Asked for specifics about the Council’s 15 July consultations on the situation in the Great Lakes region, he said Uganda and other members of the body were happy that, “at long last”, the Democratic Republic of the Congo and Rwanda were cooperating on issues that were vital to both nations, especially dealing with the problem of participants in the 1994 Rwanda genocide. Many of them were being demobilized and reintegrated.
Another hopeful sign was increased cooperation between the Congolese and Rwandan national armies in addressing threats posed by the Lord’s Resistance Army (LRA), he said, welcoming that and other initiatives while expressing the firm belief that, with even greater cooperation, many problems in the Great Lakes region could be effectively addressed. Indeed, rebels had used the enmity between countries of the region to flourish. If Governments in all those countries began working more closely together, perhaps the fuel that the armed groups used to sow discord could be extinguished.
He added that consultations on that subject would feature a briefing by Joaquim Chissano, Special Envoy for Lord’s Resistance Army-affected areas, who had done “very commendable work”. The Secretary-General had suspended Mr. Chissano’s mandate for the time being since it appeared that LRA leader Joseph Kony would remain outside the final peace agreement. Mr. Chissano, a former President of Mozambique, had fulfilled the other aspects of his mandate, and it was irrational to keep offices and personnel in place awaiting positive steps from Kony. All that remained was for Kony to come forward and sign the peace agreement, Mr. Rugunda said.
Answering other questions about the Great Lakes, he noted that, on 10 July, the Council would hear a briefing by Alan Doss, Special Representative of the Secretary-General and Head of the United Nations Organization Mission in the Democratic Republic of the Congo (MONUC). While there had been significant improvements in that country, many problems still needed to be addressed, he said, adding that the meeting would hear an update on the deployment of a Council-approved force of some 3,000 additional troops to MONUC.
Replying to questions about the Council’s 8 July closed-door consultations on Lebanon, and asked whether it would include discussion of the lagging implementation of Council resolution 1701 (2006), which ended Israel’s war against Hizbullah, Ambassador Rugunda urged correspondents not to be too pessimistic about the situation in the Middle East. Despite real suffering and many setbacks, the international community must remain engaged, especially with new efforts under way. “We see some incremental steps forward, and that should be supported, in spite of ongoing challenges”. Specifically on Lebanon, he said peaceful and successful elections had been held and a Government was due to be formed. “We believe that this is a critical moment for Lebanon and indeed the Middle East.”
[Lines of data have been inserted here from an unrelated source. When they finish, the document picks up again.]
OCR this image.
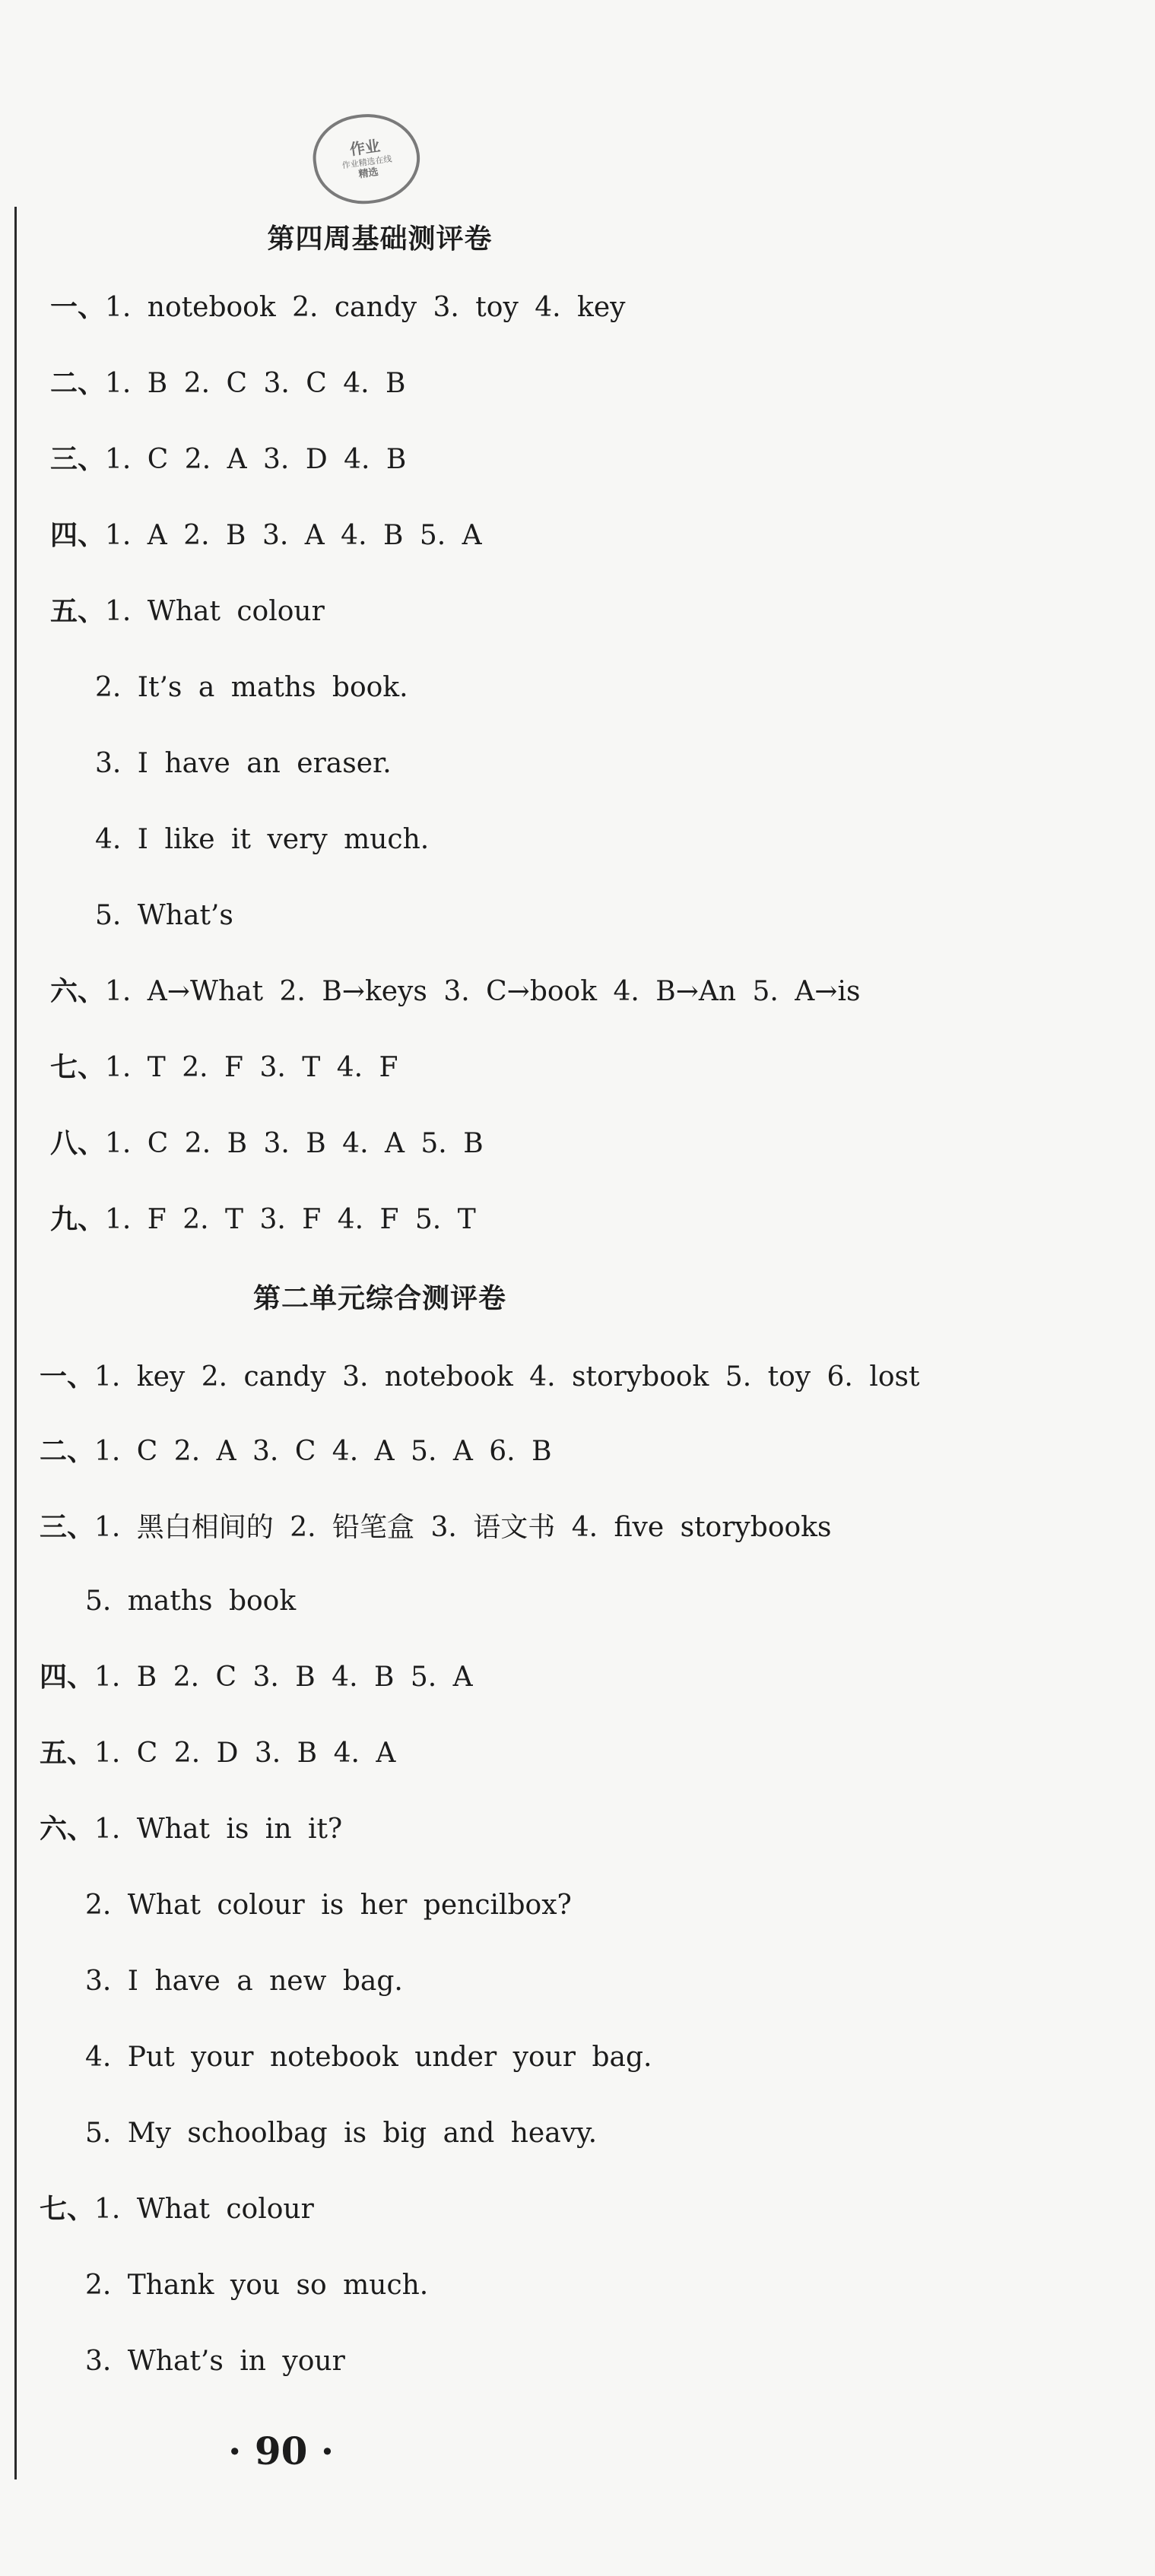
作业
作业精选在线
精选
第四周基础测评卷
一、1. notebook 2. candy 3. toy 4. key
二、1. B 2. C 3. C 4. B
三、1. C 2. A 3. D 4. B
四、1. A 2. B 3. A 4. B 5. A
五、1. What colour
2. It’s a maths book.
3. I have an eraser.
4. I like it very much.
5. What’s
六、1. A→What 2. B→keys 3. C→book 4. B→An 5. A→is
七、1. T 2. F 3. T 4. F
八、1. C 2. B 3. B 4. A 5. B
九、1. F 2. T 3. F 4. F 5. T
第二单元综合测评卷
一、1. key 2. candy 3. notebook 4. storybook 5. toy 6. lost
二、1. C 2. A 3. C 4. A 5. A 6. B
三、1. 黑白相间的 2. 铅笔盒 3. 语文书 4. five storybooks
5. maths book
四、1. B 2. C 3. B 4. B 5. A
五、1. C 2. D 3. B 4. A
六、1. What is in it?
2. What colour is her pencilbox?
3. I have a new bag.
4. Put your notebook under your bag.
5. My schoolbag is big and heavy.
七、1. What colour
2. Thank you so much.
3. What’s in your
· 90 ·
Among other issues on the Council’s agenda, he said closed-door consultations on the Djibouti/Eritrea situation, where an impasse remained over a territorial dispute, would be held on 21 June. In spite of the Council’s edicts, there had been no movement, so it was reasonable that the Council would revisit the issue. The Council was also expected to hold consultations on the work of the United Nations Mission in the Sudan (UNMIS). The situation in Southern Sudan remained “reasonably stable”, but problems remained, especially over control of the town of Abyei. He added, however, that both Khartoum and the Government of South Sudan had agreed to accept the ruling of the International Court of Justice on the matter.